This startles and confuses the american

>this startles and confuses the american

I am startled and confused

what is that? what's going on here?

Why would I need a bidet? The splashback from my shit hitting the water is pretty much the same isn't it?

it's a drinking fountain, my school has those

Wtf is that? You can't afford to separate urinal and sink?
Come on, Argentina.

That is the most pointless thing I've ever seen. Why the fuck they don't just install small bidet in the existing toilet? Why they must build a fucking large butt washer that take too much money and space? You can install a pipe with hose attached and it work better than that oversized butt washer.

What the hell is with that small and faggy sink?

I have one and never use it

it shoots water to your ashole, seems pointless to me. It probably makes more sense for women who need to clean their vagoo.

Real Americans pressure wash their ass at the car wash.

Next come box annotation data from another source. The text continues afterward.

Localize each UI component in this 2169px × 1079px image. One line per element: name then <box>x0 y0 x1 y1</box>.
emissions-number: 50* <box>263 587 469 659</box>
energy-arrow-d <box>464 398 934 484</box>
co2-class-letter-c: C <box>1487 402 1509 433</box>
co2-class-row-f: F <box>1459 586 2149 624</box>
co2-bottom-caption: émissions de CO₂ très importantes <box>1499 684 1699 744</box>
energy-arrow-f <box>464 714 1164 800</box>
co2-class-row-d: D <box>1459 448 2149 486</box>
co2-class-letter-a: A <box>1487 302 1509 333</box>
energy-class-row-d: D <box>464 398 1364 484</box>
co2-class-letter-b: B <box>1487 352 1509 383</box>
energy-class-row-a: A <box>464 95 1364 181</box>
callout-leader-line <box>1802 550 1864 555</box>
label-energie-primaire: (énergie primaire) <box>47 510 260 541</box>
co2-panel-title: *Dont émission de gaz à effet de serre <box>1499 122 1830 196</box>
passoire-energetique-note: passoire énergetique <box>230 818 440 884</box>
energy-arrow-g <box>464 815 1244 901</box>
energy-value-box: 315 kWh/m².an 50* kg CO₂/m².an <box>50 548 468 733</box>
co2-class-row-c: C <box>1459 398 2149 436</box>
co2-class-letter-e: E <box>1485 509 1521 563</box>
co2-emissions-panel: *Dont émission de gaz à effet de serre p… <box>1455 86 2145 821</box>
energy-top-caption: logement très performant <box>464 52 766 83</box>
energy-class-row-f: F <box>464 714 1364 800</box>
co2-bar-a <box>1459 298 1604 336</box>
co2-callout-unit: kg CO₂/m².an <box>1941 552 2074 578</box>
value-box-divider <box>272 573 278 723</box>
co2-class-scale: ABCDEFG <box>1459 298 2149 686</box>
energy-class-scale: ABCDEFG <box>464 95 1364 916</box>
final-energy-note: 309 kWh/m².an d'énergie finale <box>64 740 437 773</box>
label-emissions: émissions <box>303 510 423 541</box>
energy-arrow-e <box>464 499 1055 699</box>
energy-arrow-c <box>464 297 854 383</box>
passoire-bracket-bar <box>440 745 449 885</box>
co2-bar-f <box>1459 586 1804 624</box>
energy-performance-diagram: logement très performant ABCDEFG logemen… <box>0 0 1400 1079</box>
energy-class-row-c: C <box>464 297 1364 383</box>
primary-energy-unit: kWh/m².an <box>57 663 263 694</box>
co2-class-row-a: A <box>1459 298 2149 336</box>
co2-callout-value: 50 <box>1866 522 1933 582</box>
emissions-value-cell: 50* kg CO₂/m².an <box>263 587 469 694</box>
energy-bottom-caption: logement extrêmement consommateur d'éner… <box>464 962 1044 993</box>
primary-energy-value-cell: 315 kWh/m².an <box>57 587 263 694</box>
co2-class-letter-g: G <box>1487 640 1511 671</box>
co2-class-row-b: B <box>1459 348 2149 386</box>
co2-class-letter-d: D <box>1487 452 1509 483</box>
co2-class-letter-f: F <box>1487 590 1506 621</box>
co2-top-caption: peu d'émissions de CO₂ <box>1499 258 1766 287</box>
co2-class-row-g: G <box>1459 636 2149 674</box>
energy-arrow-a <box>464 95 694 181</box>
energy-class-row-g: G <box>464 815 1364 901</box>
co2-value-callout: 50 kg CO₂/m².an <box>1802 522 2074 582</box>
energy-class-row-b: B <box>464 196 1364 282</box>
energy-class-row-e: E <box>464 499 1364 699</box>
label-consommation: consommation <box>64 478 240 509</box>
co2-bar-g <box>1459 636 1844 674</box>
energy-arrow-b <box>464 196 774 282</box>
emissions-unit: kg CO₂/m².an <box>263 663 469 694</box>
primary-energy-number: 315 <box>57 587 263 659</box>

Well we're capable and taught to wipe our asses after shitting
I don't know why that's so hard for everyone else

I have one and it's the best thing ever created in terms of shitting tbqh. You clean your butthole in second without spending lot of paper. Kek bless the creator of bidet

but drops of water may fall from your butt to your underwear, unless you use a towel, but I dont want to wipe my ass with a towel, prefer to just wife myself with toilet paper.

this, the only reason it would be usefull is if
A: you have little children who can't stop shitting themselves.
B: you forgot about buying toilet paper
C: women as you said
D: after visiting the mart (just apply for americans)

>epic drinking fountain joke

>You get some shit on your forearm
>Get a piece of paper, wipe it off and think nothing of it
Would you do this?

I have a bidet it makes me feel like I'm not living like a peasant in the middle ages. We have goddamn indoor plumbing why not use it to the most advantage. No more dinglberries or dirty asshole.

Depends, is my forearm designed so shit comes out of it and always covered by two layers of clothing?

>71757679
take a shower after shitting. your ass is smelly with just toilet paper

No one cares about how your asshole smells unless you star in brazilian fart porn. Oh wait..

it doesn't matter if no one is going to smell your ass. YOU NEED TO BE CLEAN ALL THE TIME U DIRTY SHIT

Asses smell like shit because shit comes out if it. Complaining that it does is like not wanting to suck a dick because it smells like cum.

at least i can lick the asshole of a brazilian woman (not a whore) without worries

>brazilian woman
>not a whore

yeah not every brazilian woman is a whore
if you see a brazilian saying that they all are you just found a loser

the best part of using a bidet is that it enhances bowel movement

if you can't shit you just turn it on to the max and give yourself a water enema and everything is solved

I just take a shower after shitting. Literally every time.

Because I'm civilized

t. NEET who has never had to shit at work

yay finally an clean american

>I don't want a smelly ass so I put my hand in my ass to wash it

Thanks, but i will take the shower

that's not how it works you retarded sandnigger.